Quinze briques de poésie et d'étrangeté venues des confins abandonnés de l'Europe...



Un livre étonnant : 15 textes, 15 auteurs, 15 photographes pour plonger dans les "confins" abandonnés de l'Europe : Vardo (village le plus oriental de Norvège), Virbalis (en Lituanie, ancienne gare gigantesque de la frontière russo-prussienne), Glaisin Alainn (théâtre amateur de plein air à la pointe Sud-Ouest de l'Irlande), la côte anglaise du Suffolk qui disparaît peu à peu dans la mer du Nord, Broustoury en Ukraine (la "Transcarpathie" à l'intersection de l'Ukraine, de la Roumanie, de la Hongrie et de la Pologne, Ada Kaleh (île engloutie par le lac du barrage des Portes de Fer sur le Danube), Boliqueime (terres désolées de l'Algarve), Corleone (en Sicile, après les tentatives de réforme agraire), Döllersheim (en Autriche, le plus grand champ de tir de la Wehrmacht), Kapoustine Iar (en Russie, près de l'ancienne capitale de la Horde d'Or), Hohenlychen (ancien sanatorium nazi), Tirana en Albanie, Rasa en Croatie , Progradec en Slovaquie, et enfin Amsterdam et ses ports "abandonnés et reconquis".... 15 briques de poésie et d'étrangeté !



Un exemple entre autres, à propos du terre-plein de théâtre de Glaisin Alann : "Là où l'on danse, disait mon ami, il faut au moins avoir de la place.
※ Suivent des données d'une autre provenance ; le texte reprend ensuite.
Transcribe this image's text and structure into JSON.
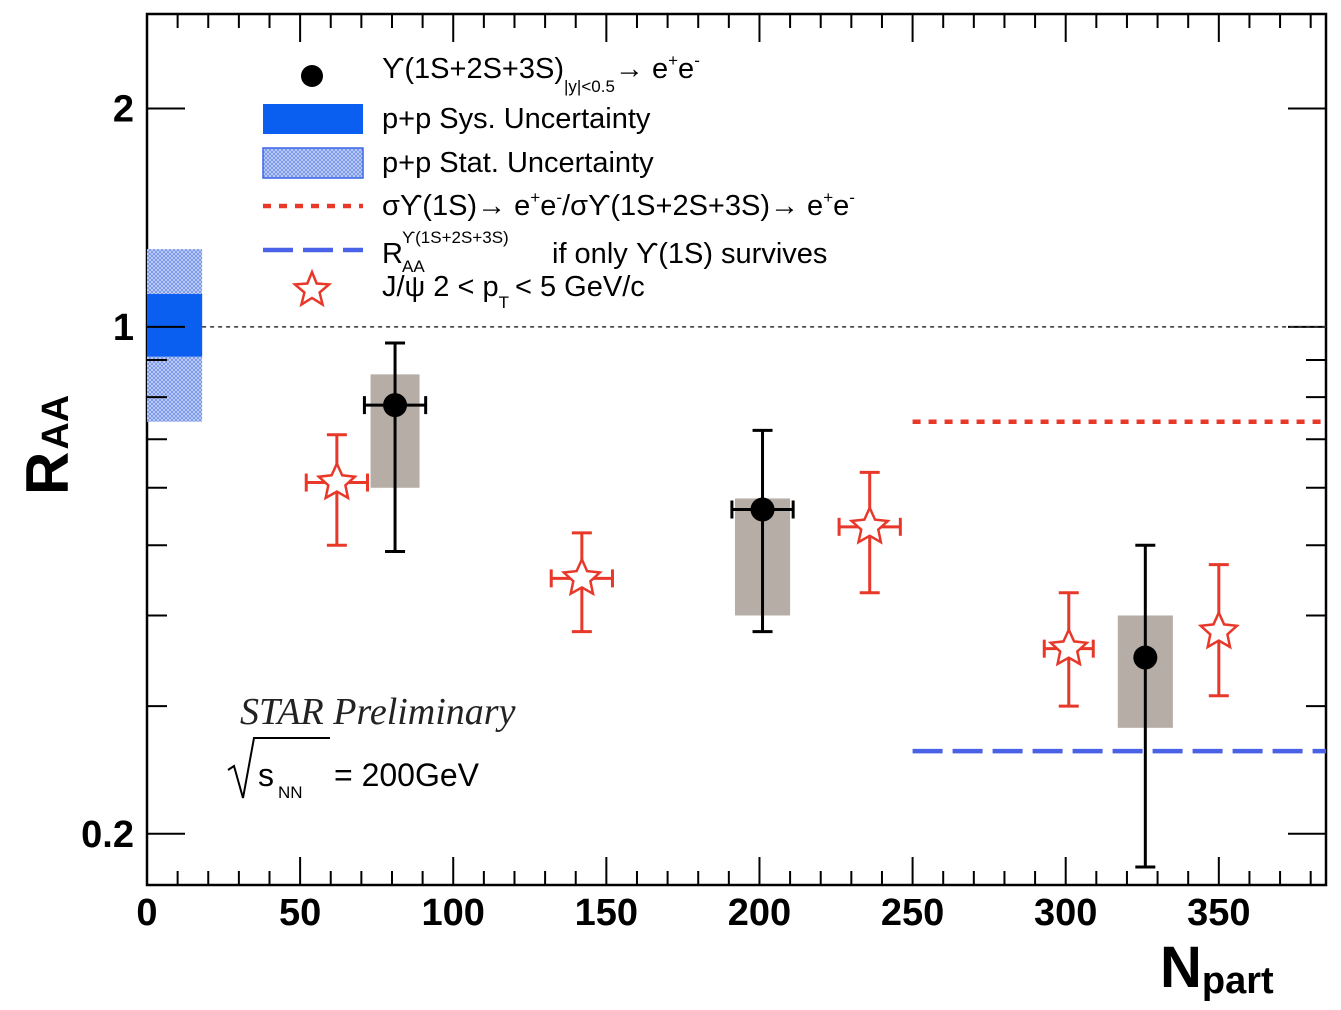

De ...la liberté de mouvement. Quiconque entrave cette liberté n'est pas seulement un ennemi de la scène et de l'art en général, il est son propre ennemi. Le missionnaire de Kerry et le recruteur de l'IRA ont été tout simplement absorbés par la foule, la musique, les rires. Les danseurs continuèrent à s'étreindre et à s'embrasser, et ce que l'homme du Nord accomplit n'offrait même pas matière à rumeur."